Don't get me wrong I am most definitely not complaining; I just have to live with the fact that pain happens to be a defining feature in my tale but that doesn't make it a sad one. Everyone feels pain at some point in their life: emotional pain from bereavement; physical pain from injury or illness; mental pain from stress - they are all defining and shaping moments and thus play an instrumental part in our life at some point whether that be in the past; in living memory or even something that we are yet to experience. A famous philosopher Jeremy Bentham once said that two things dictate life - pain and pleasure - and we avoid the former and seek the latter but I feel he didn't quite understand that sometimes we must live through the pain and suffering to reach the pleasures in life. I know that there are worse hardships to go through in life than what I deal with and I am content to live out my days as an ordinary, pain feeling human that leads a mundane life. I am proud to be normal - it is what makes me who I am; my normality is my defining feature.

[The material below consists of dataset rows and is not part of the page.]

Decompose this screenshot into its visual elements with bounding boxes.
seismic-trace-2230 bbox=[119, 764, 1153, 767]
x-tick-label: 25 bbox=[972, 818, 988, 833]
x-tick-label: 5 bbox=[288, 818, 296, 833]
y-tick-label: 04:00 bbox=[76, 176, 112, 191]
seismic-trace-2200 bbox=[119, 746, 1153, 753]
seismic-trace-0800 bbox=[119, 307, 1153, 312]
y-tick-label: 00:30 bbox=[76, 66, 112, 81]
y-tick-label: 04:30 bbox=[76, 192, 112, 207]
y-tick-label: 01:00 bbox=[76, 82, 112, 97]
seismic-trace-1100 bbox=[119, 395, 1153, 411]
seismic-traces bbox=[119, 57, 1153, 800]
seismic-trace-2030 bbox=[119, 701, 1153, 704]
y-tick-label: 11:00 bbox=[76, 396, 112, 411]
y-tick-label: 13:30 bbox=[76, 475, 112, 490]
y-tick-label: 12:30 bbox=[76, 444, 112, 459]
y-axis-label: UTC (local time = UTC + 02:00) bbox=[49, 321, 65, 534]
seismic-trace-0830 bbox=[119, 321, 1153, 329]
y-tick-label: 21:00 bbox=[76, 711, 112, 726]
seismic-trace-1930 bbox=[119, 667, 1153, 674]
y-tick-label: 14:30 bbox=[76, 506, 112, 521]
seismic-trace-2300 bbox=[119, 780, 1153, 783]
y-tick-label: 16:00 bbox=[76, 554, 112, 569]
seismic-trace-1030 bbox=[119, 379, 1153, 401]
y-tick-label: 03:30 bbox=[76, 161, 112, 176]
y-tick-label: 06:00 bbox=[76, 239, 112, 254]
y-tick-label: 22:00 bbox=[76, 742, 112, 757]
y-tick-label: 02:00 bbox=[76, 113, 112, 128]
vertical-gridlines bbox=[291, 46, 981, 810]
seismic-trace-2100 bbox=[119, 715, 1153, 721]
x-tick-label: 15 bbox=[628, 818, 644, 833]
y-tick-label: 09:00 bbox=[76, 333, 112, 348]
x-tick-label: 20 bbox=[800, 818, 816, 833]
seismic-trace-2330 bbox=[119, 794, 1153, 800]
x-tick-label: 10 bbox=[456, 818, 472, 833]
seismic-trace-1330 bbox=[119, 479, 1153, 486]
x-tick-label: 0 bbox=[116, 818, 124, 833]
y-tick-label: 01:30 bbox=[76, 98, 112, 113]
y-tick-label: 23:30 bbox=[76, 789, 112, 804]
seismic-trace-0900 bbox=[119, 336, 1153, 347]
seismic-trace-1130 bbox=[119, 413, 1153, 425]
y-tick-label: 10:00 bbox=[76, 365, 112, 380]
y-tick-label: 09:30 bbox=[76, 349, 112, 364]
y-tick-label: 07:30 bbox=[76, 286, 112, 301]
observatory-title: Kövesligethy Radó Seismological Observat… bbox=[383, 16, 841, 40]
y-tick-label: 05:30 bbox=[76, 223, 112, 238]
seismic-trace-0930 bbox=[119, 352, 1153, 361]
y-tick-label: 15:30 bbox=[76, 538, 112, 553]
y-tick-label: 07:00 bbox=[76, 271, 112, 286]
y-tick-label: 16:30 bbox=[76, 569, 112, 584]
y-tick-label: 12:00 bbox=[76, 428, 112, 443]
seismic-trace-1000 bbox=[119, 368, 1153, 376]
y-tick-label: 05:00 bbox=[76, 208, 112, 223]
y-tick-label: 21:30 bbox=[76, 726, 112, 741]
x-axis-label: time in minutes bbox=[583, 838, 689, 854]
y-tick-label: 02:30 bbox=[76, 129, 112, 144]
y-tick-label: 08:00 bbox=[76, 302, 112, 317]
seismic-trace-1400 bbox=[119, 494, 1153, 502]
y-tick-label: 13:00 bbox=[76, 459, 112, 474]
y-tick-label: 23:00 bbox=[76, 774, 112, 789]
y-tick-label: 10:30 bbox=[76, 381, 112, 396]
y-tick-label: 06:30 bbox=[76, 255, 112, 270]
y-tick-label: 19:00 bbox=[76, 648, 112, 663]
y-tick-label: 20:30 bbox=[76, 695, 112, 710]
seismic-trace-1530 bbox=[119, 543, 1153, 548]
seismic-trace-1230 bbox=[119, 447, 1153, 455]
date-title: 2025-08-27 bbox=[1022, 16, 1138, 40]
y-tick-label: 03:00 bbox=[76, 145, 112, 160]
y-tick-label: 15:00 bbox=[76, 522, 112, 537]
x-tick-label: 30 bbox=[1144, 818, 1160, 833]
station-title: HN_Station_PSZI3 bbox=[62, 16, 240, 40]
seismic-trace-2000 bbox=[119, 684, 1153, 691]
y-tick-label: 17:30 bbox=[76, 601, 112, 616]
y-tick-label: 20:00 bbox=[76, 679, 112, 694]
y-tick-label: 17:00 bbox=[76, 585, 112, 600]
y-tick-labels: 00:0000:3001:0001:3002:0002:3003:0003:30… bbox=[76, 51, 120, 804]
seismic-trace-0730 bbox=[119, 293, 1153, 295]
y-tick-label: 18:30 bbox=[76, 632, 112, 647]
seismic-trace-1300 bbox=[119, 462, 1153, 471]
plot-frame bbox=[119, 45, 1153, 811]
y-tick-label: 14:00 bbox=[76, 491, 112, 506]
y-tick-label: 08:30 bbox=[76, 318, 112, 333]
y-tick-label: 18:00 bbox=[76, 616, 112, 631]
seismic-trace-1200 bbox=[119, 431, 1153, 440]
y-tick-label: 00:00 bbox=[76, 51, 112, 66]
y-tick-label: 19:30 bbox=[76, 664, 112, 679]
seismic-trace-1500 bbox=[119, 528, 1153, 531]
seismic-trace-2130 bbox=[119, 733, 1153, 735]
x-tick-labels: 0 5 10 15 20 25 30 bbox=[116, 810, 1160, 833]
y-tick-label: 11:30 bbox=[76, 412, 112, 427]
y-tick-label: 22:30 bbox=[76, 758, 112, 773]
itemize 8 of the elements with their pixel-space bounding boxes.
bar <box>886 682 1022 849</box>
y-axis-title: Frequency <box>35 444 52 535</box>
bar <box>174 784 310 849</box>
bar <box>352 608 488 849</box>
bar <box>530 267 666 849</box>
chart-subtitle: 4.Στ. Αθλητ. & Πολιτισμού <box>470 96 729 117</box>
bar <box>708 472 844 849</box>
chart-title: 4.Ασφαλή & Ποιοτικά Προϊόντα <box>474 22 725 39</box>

I find the same endearing quality within the humble day before; it's unassuming nature is what allows it to play such a monumental role in one's life. The day before is so riddled with normality it is truly the only day that can give an accurate portrayal of the ins and outs of what defines us. I don't believe that there is a more truthful depiction of one's character than how they act when no one is looking. Our behaviour when we are out of the spotlight - when we occupy our day with what is normal - is possibly the one and only true representation of ourselves and what our life is like. That is what makes the day before so special, the day before my birth and my sixteenth couldn't be more different: in one I was an infant cocooned in my mother's womb, safe and secure, and the other, I was in deep and intense pain. However, these two somewhat ordinary days are two defining moments in my story. In essence, these normal days make me who I am: an ordinary girl who is proud to be normal.